= Iain Paterson =

Opera singer, bass-baritone

Iain Paterson (born 1973) is a Scottish bass-baritone singer who has appeared in opera and concert.

He was born in Glasgow. His first study was the violin, but his voice was recognised as his more important calling by his teachers at the Royal Scottish Academy of Music and Drama. He sang in the chorus of Opera North for four years.

He sang as a bass for ten years, later extending his range to bass-baritone.

Paterson has sung with the English National Opera in a number of productions, including Mozart's Don Giovanni. He made his debut at the Salzburg Festival in 2007 as Fasolt in Wagner's Das Rheingold under Sir Simon Rattle. He first appeared at the Metropolitan Opera as Gunther in Wagner's Götterdämmerung in 2009, under James Levine.

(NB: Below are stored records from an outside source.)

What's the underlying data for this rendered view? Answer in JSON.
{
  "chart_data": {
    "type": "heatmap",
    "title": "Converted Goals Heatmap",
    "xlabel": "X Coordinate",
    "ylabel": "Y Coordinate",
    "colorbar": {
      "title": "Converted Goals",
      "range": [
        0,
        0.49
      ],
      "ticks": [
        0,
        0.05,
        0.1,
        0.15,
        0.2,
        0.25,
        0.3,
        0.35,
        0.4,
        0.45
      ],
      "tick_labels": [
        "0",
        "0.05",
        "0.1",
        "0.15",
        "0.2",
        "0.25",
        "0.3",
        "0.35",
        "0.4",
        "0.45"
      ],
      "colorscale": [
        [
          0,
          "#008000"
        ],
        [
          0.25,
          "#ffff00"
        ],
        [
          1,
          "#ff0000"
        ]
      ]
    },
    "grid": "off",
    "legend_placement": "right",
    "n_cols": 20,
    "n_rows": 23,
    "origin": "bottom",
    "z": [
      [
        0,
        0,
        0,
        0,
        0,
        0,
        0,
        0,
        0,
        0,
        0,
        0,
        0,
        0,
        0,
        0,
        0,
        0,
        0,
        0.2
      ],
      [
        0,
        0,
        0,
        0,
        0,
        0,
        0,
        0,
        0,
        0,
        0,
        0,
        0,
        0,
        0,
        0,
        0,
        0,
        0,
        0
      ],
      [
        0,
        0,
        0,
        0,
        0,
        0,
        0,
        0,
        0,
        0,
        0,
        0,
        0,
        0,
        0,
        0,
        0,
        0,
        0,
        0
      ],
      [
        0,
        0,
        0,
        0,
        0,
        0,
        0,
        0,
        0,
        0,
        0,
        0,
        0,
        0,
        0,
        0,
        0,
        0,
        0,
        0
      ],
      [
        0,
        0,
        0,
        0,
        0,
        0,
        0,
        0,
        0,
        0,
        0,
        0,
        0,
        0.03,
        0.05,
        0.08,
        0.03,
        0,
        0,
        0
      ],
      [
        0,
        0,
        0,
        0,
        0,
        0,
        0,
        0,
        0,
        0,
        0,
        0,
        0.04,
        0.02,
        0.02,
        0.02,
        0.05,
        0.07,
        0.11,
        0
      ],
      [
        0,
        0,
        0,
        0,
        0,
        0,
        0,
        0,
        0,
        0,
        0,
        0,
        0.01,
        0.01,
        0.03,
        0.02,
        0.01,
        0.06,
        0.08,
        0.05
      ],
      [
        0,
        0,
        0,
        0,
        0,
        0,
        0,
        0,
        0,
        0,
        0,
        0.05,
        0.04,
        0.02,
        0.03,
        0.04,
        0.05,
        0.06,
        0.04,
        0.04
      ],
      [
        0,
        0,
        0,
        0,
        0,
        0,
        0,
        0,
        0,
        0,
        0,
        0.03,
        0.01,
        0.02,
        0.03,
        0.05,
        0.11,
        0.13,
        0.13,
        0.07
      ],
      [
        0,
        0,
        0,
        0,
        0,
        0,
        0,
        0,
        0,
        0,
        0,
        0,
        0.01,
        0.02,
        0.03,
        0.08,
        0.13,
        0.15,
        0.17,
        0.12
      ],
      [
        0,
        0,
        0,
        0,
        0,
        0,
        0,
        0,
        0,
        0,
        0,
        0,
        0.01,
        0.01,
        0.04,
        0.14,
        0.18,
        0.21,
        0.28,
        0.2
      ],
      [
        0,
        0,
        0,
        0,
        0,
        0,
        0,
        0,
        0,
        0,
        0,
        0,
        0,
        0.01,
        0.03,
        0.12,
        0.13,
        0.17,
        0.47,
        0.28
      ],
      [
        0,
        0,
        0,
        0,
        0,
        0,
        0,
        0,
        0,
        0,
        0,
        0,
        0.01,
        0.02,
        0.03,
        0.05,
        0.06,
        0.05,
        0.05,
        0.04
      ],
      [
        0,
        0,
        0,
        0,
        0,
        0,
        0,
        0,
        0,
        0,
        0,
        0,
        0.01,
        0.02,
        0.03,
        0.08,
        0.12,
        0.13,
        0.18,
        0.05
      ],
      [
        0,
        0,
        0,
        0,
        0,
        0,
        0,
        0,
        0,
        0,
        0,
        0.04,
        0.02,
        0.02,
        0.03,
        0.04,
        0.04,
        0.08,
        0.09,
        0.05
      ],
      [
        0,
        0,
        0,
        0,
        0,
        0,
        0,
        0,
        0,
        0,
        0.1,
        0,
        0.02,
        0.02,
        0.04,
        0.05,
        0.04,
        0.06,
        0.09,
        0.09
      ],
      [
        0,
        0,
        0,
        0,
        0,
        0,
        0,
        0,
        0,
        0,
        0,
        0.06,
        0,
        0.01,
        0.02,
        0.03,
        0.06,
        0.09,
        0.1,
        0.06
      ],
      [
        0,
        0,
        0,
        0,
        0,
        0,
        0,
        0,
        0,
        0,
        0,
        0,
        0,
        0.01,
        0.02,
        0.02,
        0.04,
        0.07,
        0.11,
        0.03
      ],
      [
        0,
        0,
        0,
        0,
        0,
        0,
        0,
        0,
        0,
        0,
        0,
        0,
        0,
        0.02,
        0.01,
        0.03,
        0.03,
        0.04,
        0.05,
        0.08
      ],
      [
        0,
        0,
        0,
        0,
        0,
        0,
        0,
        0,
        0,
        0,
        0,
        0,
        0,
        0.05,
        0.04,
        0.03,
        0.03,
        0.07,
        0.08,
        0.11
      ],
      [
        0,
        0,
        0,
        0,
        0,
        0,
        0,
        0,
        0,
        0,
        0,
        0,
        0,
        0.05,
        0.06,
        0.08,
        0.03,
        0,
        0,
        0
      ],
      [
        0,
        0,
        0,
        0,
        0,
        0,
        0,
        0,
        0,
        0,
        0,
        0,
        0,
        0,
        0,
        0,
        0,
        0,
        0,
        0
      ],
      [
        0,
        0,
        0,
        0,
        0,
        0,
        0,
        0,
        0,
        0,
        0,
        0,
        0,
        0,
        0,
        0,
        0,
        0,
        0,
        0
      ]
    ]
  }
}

He sang in the Australian premiere of Shostakovich's 13th Symphony in 2008. His other concert repertoire includes Beethoven's 9th Symphony, Elgar's The Dream of Gerontius, Mendelssohn's Elijah, Verdi's Requiem and Handel's Messiah.

He has also sung in his native Scotland with various companies, the Paris Opera, the Chicago Opera Theater, at the Bregenz Festival, and at the Royal Opera, Covent Garden.